By Mia Zera, OTN Spring Intern 2019
This word—ubuntu—has held significant meaning in my life. It is faintly stamped on the necklace I wear every day serving as a constant reminder of the kind of life I want to live, how I aspire to move through the world, and the foundational value in my relationships. It’s a South African philosophy that recognizes the common humanity in one another; that my pain, suffering, joy and celebration is bound up in yours. It is a principle that drove Nelson Mandela’s democratic movement following apartheid in South Africa and that fueled Desmond Tutu’s restorative justice movement known as the Truth and Reconciliation Commission. I also believe it is at the heart of the work Open Table Nashville is doing on a daily basis.
Being an intern, I’ve had the privilege of seeing ubuntu embodied in the many different facets of OTN. That said, I’ve spent the majority of my time doing outreach work. The outreach workers on staff recognize the dignity and worth inherent in each friend they meet experiencing homelessness by meeting them where they are at—literally. Physically, their body language is open and at an equal level, offering space for mutuality, commonality, and reflecting the humanity and dignity in one another. Self-determination is employed, recognizing our friends as experts of their stories and agents of change in their lives—when they are ready for change. Though challenging, this is how trusting relationships develop and flourish. It’s an empathic approach that says We are with you. We are frustrated with you at the lack of shelters available to keep friends warm on cold winter nights. We hurt and grieve with you when the city does not ask but tells you that you are no longer able to live in the place you call home, destroying the few precious belongings you have to your name should you fail to act fast enough. We are outraged with you at the fact that even though you might have served our country or literally helped build our city, there is still a lack of affordable places for you to live.
Once I began to take on these emotions—frustration, hurt, grief and outrage—I realized there was no turning back or unseeing the pain and suffering that is too often shrouded by the ever-growing attraction of Music City. That is why the work of OTN is so important—and urgent. This is a group of activists and advocates using their positions to amplify the voices of our friends on the streets. Our stories, our common humanity and our experiences of freedom are tethered to one another.
As my internship comes to a close, I can confidently say that never in my life have I been able to witness, experience and engage in the kind of radical inclusion, compassion and justice work OTN is doing. I think this work—and the philosophy of ubuntu—is so perfectly encapsulated in the following quote by Lilla Watson, an Australian activist, “If you are coming to help me, you are wasting your time. But if you are coming because your liberation is bound up with mine, then let us work together.”

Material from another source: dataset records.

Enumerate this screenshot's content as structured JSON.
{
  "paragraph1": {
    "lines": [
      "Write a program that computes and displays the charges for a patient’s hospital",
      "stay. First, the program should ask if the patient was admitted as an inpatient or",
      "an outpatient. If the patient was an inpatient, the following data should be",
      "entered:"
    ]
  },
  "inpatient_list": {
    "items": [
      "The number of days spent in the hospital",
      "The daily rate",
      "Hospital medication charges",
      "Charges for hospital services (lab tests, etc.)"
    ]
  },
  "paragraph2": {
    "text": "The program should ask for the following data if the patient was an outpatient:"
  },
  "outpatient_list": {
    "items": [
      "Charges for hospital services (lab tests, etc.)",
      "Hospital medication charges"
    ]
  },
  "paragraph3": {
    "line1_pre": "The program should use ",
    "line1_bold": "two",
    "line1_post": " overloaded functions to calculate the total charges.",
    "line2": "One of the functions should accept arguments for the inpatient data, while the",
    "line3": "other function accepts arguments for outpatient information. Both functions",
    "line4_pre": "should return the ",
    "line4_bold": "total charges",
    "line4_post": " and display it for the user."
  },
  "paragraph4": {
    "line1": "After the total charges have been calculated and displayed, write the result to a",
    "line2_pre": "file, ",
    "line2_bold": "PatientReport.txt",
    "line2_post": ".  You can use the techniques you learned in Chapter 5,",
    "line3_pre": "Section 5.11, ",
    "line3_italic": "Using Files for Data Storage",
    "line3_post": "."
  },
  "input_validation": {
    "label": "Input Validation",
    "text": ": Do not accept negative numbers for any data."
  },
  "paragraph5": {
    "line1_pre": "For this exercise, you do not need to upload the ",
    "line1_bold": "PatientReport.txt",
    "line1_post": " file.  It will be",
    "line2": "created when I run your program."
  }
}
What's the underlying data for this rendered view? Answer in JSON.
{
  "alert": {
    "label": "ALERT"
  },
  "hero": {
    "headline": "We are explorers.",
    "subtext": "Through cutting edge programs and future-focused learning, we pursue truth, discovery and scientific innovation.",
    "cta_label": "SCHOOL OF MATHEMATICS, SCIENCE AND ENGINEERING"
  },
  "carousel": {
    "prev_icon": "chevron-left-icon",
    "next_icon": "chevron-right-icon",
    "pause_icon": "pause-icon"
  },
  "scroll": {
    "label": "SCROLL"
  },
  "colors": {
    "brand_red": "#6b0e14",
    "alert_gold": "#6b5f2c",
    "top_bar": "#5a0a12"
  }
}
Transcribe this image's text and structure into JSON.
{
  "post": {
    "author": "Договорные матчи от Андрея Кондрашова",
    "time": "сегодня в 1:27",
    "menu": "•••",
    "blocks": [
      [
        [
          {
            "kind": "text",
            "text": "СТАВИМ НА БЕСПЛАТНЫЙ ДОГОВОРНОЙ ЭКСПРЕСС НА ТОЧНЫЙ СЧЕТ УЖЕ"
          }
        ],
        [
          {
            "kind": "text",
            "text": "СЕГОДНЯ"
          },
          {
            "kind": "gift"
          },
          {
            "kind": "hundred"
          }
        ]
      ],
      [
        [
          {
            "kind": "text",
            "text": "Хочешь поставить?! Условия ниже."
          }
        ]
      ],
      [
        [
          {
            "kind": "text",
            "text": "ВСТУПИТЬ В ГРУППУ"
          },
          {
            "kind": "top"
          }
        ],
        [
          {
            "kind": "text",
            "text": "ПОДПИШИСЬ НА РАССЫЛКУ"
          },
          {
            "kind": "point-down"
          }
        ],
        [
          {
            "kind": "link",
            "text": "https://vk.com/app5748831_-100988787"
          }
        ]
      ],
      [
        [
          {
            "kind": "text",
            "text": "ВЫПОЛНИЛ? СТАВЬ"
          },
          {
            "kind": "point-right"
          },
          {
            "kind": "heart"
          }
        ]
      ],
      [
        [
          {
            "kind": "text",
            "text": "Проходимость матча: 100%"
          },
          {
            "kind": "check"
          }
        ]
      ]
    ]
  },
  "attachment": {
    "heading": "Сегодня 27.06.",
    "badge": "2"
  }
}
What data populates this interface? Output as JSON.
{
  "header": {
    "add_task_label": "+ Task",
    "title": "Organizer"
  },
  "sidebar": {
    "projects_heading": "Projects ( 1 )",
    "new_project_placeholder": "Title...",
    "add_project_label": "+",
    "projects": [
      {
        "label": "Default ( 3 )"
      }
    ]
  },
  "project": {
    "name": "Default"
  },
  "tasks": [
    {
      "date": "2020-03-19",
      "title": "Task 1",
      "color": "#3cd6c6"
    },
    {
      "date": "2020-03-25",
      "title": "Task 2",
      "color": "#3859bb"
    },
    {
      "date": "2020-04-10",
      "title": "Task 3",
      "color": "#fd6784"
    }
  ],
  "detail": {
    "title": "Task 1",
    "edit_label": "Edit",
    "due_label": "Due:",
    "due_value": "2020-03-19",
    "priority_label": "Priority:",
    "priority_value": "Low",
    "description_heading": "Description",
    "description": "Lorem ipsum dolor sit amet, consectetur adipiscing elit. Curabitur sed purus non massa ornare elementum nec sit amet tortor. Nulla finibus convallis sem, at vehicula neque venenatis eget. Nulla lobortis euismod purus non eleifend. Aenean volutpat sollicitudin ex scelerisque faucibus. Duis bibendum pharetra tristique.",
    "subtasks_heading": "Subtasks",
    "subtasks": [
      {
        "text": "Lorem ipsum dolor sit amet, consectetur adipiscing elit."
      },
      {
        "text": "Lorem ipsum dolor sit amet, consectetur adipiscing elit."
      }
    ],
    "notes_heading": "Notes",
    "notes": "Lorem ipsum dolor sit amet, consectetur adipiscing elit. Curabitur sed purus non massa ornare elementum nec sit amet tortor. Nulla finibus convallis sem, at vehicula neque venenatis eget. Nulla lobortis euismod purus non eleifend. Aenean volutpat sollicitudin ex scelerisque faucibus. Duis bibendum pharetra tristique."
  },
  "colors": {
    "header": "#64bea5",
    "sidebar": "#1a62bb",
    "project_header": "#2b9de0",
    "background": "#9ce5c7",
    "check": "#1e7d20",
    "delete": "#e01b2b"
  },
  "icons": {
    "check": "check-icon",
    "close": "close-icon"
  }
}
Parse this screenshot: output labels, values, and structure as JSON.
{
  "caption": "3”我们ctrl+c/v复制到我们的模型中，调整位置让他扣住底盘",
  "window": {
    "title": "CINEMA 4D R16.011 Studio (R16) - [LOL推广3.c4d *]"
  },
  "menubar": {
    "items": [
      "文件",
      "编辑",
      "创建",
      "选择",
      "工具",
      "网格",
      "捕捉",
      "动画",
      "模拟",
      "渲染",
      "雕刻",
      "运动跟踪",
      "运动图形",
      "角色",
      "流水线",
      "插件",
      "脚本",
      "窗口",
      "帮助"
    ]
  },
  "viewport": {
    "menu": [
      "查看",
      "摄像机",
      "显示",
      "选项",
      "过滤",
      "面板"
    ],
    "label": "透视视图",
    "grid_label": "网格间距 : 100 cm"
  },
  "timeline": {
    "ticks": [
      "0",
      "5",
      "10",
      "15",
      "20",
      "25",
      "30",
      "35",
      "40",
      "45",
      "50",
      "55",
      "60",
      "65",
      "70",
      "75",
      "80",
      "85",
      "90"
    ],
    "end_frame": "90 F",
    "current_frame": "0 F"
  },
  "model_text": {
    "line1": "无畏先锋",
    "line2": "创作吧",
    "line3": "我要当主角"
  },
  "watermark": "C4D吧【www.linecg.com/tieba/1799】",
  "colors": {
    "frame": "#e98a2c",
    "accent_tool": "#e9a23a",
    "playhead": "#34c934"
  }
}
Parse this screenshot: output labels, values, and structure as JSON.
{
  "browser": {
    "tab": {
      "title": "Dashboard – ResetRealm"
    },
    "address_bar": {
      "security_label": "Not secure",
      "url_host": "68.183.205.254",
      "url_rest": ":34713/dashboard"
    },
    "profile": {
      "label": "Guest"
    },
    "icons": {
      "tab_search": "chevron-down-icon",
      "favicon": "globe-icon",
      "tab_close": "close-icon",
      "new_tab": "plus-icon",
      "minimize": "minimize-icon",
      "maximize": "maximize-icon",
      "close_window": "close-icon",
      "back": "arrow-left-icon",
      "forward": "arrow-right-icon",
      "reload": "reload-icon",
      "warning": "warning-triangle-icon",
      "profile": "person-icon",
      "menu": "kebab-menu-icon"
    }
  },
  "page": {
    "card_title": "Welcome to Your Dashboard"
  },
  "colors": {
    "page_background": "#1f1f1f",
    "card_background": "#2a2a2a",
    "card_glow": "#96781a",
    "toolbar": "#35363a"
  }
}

Let us work together. OTN has helped me learn that working together also requires me to work within myself: staying in check with my privilege and biases and maintaining an ever-evolving posture of curiosity and positive regard for others. Working together also means that we (as our famous sign says) take care of each other, extending grace, patience and compassion where needed. The work I’ve been a part of through OTN as well as within myself this past semester have enhanced the meaning of ubuntu in a way I never anticipated, and I will forever be grateful.